No sólo las personas que padecen depresión y/o ansiedad tienen como objetivo llegar a ser felices (como manifiestan abiertamente durante el tratamiento psicológico), en realidad es un anhelo de todos.
La palabra felicidad se utiliza para medir (subjetivamente) nuestro bienestar interno y externo.
Podríamos buscar sinónimos como bienestar personal o estar bien con uno mismo, pero acabamos utilizando la palabra felicidad no ya como un utópico inalcanzable sino que ha pasado a ser una palabra coloquial y como tal escribiremos en este post.
Casi la mitad de nuestro bienestar o de nuestra felicidad depende de nuestra actitud.
Estudios demuestran que las personas positivas, optimistas y agradecidas son más felices y están mejor con ellas mismas, tienen menos problemas cardiovasculares y su sistema inmunológico es más resistente.
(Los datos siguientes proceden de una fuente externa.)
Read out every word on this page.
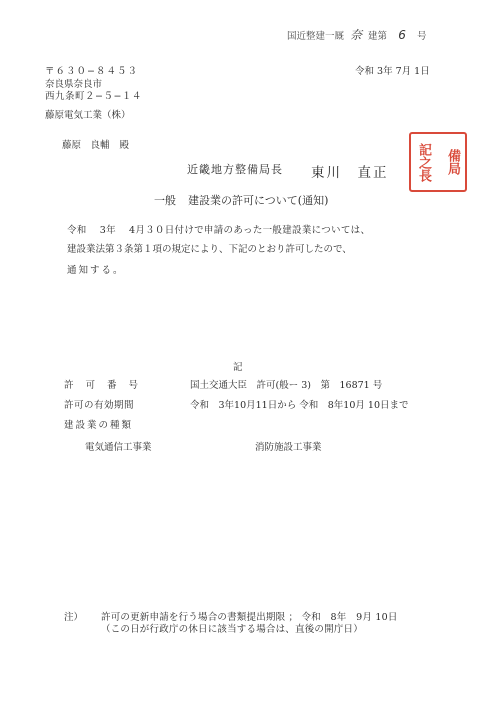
国近整建一厩 奈 建第 6 号
〒６３０−８４５３
奈良県奈良市
西九条町２−５−１４
藤原電気工業（株）
令和 3年 7月 1日
藤原　良輔 殿
近畿地方整備局長 東川　直正	備局
記之長
一般 建設業の許可について(通知)
令和　 3年　 4月３０日付けで申請のあった一般建設業については、
建設業法第３条第１項の規定により、下記のとおり許可したので、
通知する。
記
許可番号	国土交通大臣　許可(般ー 3)　第　16871 号
許可の有効期間	令和　3年10月11日から 令和　8年10月 10日まで
建設業の種類
電気通信工事業	消防施設工事業
注） 許可の更新申請を行う場合の書類提出期限 ； 令和　8年　9月 10日
（この日が行政庁の休日に該当する場合は、直後の開庁日）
Estas personas son resilientes, proactivas y más resolutivas. Los elementos relacionados con la felicidad que hallamos en escritos de filósofos y especialistas en estas emociones positivas, la relacionan con: gratitud, perdón, empatía, saber disfrutar de las pequeñas cosas de la vida, la amistad y dar y recibir amor entre otros…
¿Podemos ser más felices?
El 50% de nuestra felicidad viene determinada por la genética, como nuestro peso corporal, por tanto podemos influir en este punto.
Un 10% viene determinado por la educación, salud, estado civil… que también en la mayoría de situaciones se pueden llegar a modificar si queremos sentirnos mejor.
El 40% final, dependerá de cómo pensamos, vivimos y nos valoramos a nosotros mismos y a los demás.
Podemos mejorar nuestro bienestar personal transformando nuestras actitudes, emociones, pensamientos, incluso, en la medida de lo posible, nuestro entorno.
Nuestro cerebro está diseñado para sobrevivir, es decir, de base, es susceptible a lo negativo como mecanismos de alerta para combatir la tendencia innata a la supervivencia. Tenemos pues que darle pautas para combatir lo negativo, la desconfianza y el miedo (básicos por defecto en él).
Herramientas para gestionar el estrés, para detectar los pensamientos negativos que generan emociones poco gratificantes o incluso nos lleva a patologías psíquicas (y físicas también) y trabajar las habilidades sociales, serán objetivos primordiales para combatir las características innatas de nuestro cerebro.
¿Qué podemos hacer para sentirnos mejor?
Dado que necesitamos emociones tanto positivas como negativas será importante saber gestionarlas y ver en qué momento hay que optar por unas u otras.
Será impredecible para ello: romper con la rutina, recuperar las relaciones sociales, conocer nuevas personas, hacer ejercicio físico, reír, vivir el presente, aprender de los errores, tolerar las frustraciones como parte del juego de la vida, potenciar la actividad física, trazarse metas alcanzables, ser un poquito mejor que ayer y controlar los estados fluctuantes de ánimo con diálogos internos adecuados. Todo ello hará que nuestra vida cobre mayor sentido.
Desde PsicologiaBcn os deseamos un feliz día a todos.